Album review: Grendel gets personal on Ascending the Abyss

Ascending the Abyss picks up where Grendel’s last album, Age of the Disposable Body, left off. Even that unexpected but sublimely placed saxophone from “Severed Nations” returns. AOTDB was an absolute masterpiece that revamped who …

Grendel

Ascending the Abyss picks up where Grendel’s last album, Age of the Disposable Body, left off. Even that unexpected but sublimely placed saxophone from “Severed Nations” returns.

AOTDB was an absolute masterpiece that revamped who Grendel is and traded the act’s aggrotech origins for sharp, incisive messages about the uncertain times we live in. It remains the definitive album of any genre pontificating the crumbling of civility in the era of Brexit and Trump.

On Ascending the Abyss, Grendel tackles the same global themes but makes a sharp perspective change. He comes at these issues from a deeply personal, individual lens. When he sings to “you,” he’s no longer pleading with mankind to address “a fever over the land.” Now he’s singing directly to an individual and struggling with how to forge these broken paths together. The political has become very personal.

In many respects, this is a romantic album, despite the bleak setting. Don’t be surprised to hear lyrics like “as you lay here in my arms tonight.” In “Cloak & Dagger,” he actually sings “baby” a number of times, which can feel a bit jarring from an artist like Grendel, but he sells it.

That first-person vulnerability combined with chugging industrial noise actually recalls, of all things, NIN’s first album, Pretty Hate Machine. It’s especially apparent on “Bitter Tide,” which feels like an industrial rock song with the chorus “we had it allllll, I gave my all for you.”
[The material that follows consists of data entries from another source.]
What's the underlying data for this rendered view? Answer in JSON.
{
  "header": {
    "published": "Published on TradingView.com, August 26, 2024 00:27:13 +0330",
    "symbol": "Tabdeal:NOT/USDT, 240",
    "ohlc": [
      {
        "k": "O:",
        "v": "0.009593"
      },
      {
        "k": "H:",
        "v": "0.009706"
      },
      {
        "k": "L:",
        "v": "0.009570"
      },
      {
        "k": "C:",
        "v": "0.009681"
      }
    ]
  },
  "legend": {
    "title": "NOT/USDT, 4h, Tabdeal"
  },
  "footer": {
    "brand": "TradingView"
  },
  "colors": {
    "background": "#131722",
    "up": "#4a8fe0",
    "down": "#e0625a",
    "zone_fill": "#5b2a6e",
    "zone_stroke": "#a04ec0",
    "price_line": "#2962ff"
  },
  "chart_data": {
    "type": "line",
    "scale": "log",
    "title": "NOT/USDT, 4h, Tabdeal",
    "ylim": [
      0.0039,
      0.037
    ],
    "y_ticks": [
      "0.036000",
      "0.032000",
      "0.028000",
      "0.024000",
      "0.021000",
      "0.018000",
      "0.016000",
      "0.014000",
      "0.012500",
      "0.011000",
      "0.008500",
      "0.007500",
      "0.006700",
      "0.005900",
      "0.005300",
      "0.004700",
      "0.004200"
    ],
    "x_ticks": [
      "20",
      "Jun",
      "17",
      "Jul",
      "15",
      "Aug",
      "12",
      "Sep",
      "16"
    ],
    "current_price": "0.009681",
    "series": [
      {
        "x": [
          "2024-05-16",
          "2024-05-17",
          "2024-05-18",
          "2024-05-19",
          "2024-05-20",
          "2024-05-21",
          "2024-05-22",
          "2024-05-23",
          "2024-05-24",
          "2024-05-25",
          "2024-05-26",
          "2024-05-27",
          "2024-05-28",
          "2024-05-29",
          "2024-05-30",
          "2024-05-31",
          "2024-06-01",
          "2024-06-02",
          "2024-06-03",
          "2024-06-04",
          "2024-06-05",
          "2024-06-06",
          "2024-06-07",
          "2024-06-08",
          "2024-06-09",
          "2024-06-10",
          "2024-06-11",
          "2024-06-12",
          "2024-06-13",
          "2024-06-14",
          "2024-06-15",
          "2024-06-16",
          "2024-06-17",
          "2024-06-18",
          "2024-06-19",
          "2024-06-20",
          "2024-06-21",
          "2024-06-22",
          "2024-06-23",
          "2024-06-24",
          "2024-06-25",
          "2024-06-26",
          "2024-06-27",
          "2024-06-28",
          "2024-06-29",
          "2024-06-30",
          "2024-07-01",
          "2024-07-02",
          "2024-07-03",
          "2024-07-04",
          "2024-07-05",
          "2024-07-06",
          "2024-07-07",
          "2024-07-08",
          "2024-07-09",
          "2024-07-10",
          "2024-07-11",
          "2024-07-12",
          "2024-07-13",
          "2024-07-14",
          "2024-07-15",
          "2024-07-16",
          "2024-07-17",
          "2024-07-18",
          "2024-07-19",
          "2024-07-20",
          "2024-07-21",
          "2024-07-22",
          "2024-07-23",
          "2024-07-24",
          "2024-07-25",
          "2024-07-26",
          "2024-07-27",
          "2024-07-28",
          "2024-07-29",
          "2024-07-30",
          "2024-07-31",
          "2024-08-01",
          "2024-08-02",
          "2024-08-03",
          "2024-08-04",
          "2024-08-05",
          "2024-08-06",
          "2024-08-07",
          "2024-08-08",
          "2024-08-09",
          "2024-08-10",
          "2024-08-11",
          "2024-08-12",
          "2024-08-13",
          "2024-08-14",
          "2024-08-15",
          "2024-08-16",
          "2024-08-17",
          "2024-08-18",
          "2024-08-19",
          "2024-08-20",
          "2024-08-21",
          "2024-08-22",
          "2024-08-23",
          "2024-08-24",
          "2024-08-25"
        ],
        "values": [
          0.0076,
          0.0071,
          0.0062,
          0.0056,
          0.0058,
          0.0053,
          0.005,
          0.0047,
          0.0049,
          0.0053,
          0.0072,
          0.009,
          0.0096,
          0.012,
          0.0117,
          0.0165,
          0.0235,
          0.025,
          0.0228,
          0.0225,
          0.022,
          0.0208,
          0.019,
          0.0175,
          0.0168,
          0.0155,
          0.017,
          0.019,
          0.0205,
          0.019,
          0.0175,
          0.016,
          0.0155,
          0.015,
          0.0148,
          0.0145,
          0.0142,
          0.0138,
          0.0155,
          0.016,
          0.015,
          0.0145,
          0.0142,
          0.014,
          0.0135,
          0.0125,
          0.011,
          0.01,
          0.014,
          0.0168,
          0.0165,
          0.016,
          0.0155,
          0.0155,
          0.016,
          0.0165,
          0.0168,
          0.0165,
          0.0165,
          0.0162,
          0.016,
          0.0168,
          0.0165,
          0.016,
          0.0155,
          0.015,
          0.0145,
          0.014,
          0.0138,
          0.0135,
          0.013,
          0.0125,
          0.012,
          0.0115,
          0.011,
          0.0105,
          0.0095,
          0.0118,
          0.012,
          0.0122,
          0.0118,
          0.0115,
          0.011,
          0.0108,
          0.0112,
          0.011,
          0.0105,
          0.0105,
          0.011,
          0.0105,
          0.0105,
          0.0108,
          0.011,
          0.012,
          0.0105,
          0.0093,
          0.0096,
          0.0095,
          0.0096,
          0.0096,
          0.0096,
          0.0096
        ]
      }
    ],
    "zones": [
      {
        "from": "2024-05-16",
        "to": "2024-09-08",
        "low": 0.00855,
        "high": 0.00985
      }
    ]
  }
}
Industrial rock doesn’t quite capture the music on this album. It’s EBM and metal and synthpop, and it is simultaneously aggressive and melodic. I can even hear elements of synthwave (the final track could be on the Stranger Things soundtrack) and some Pink Floyd-style sonics.

The other big development is that there’s an optimism to this album that wasn’t apparent on AOTDB. Grendel was really pissed off about Brexit, but now he seems to have some hope. On “Caught in the Middle,” he promises to keep working to make the future better, and on “Fire and Light” he makes an astute comparison between clubbing and current events: “dancing in the cold night we’re bringing the fire.”